Warum Rohdaten nicht direkt geeignet sind
Wenn Du einen Blick in eine der JSON-Dateien wirfst, wirst Du feststellen, dass ein einzelner Chat oft aus vielen Nachrichten besteht. Ein typischer Dialog kann zum Beispiel so aussehen:
- Frage
- Antwort
- Rückfrage
- neue Erklärung
- weiteres Detail
- Zusammenfassung
Manche Gespräche können hunderte oder sogar tausende Wörter enthalten. Für Menschen ist das kein Problem. Wir lesen einen Dialog einfach von oben nach unten.
Für eine KI-Suche funktioniert das jedoch schlechter. Der Grund liegt darin, dass ein einzelner Chat oft mehrere Themen enthält. Wenn wir später eine semantische Suche durchführen, soll das System möglichst präzise Textstellen finden – nicht ganze Gespräche mit vielen unterschiedlichen Inhalten.
Deshalb werden große Texte in kleinere Abschnitte zerlegt. Diese Abschnitte nennt man Chunks. Ein Chunk ist einfach ein kleiner Textblock, der einen zusammenhängenden Gedanken enthält. Diese Methode verbessert später die Qualität der Suche erheblich.
Chatverläufe extrahieren
Der erste praktische Schritt besteht darin, die Inhalte aus den JSON-Dateien auszulesen. Dafür verwenden wir ein kleines Python-Skript. Python eignet sich besonders gut für solche Aufgaben, weil es viele Bibliotheken für Datenverarbeitung und KI enthält.
Erstelle zunächst eine neue Datei, zum Beispiel:
extract_chats.py
Dann fügen wir ein einfaches Skript hinzu, das die Chatdaten lädt.
import json
with open("conversations.json", "r", encoding="utf-8") as f:
data = json.load(f)
print("Anzahl der Gespräche:", len(data))

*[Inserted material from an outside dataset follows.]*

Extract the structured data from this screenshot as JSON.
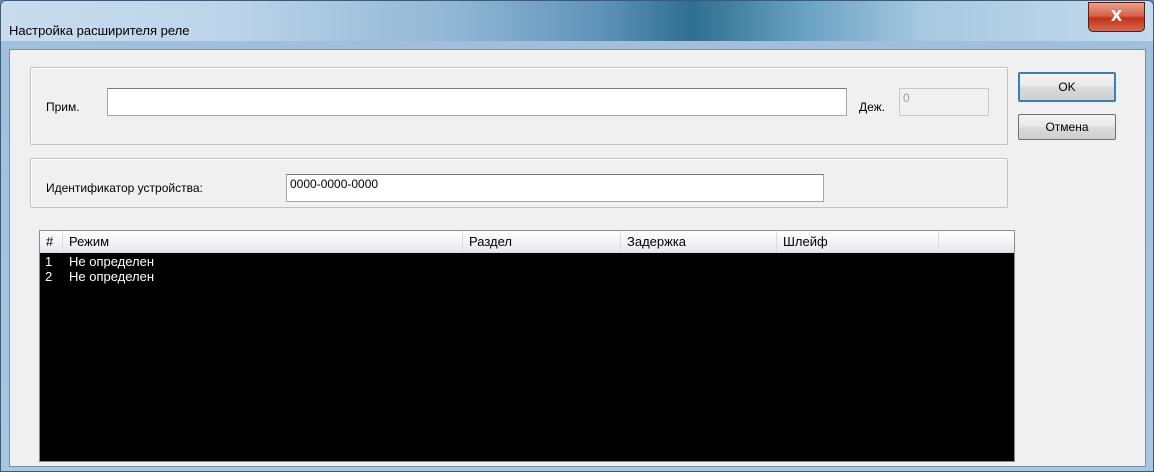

Wenn Du dieses Skript ausführst, solltest Du sehen, wie viele Gespräche in Deinem Export enthalten sind. Jetzt wollen wir die eigentlichen Texte extrahieren.
texts = []
for conversation in data:
if "mapping" in conversation:
for node in conversation["mapping"].values():
message = node.get("message")
if message:
content = message.get("content")
if content and "parts" in content:
text = " ".join(content["parts"])
texts.append(text)
print("Extrahierte Textabschnitte:", len(texts))
Dieses Skript durchläuft die JSON-Struktur und sammelt alle Textteile aus den Gesprächen. Damit haben wir bereits den wichtigsten Teil geschafft: Wir haben die Inhalte aus dem technischen Exportformat herausgelöst.
Text-Chunks erzeugen
Nun kommt der nächste wichtige Schritt: das Chunking. Statt komplette Gespräche zu speichern, teilen wir die Texte in kleinere Abschnitte.
Eine typische Größe für solche Textabschnitte liegt zwischen 300 und 800 Wörtern oder ungefähr 500 Tokens. Im folgenden ein einfaches Beispiel, wie man Texte in Chunks aufteilen kann.
def split_text(text, chunk_size=500):
words = text.split()
chunks = []
for i in range(0, len(words), chunk_size):
chunk = " ".join(words[i:i+chunk_size])
chunks.append(chunk)
return chunks
Jetzt können wir diese Funktion auf unsere Texte anwenden.
all_chunks = []
for text in texts:
chunks = split_text(text)
all_chunks.extend(chunks)
print("Gesamtzahl der Chunks:", len(all_chunks))
Jetzt haben wir aus unseren Chatverläufen viele kleinere Textabschnitte erzeugt. Diese Textblöcke sind ideal für die spätere Suche in einer Vektordatenbank.
Metadaten ergänzen
Neben dem eigentlichen Text können zusätzliche Informationen sehr hilfreich sein. Diese sogenannten Metadaten helfen uns später dabei, Inhalte besser zu sortieren oder zu filtern. Typische Metadaten könnten sein:
- Datum des Gesprächs
- Gesprächstitel
- Quelle (ChatGPT Export)
- ID des Gesprächs
Wir können diese Informationen gemeinsam mit dem Text speichern, zum Beispiel so:
documents = []
for conversation in data:
title = conversation.get("title", "Unbekannt")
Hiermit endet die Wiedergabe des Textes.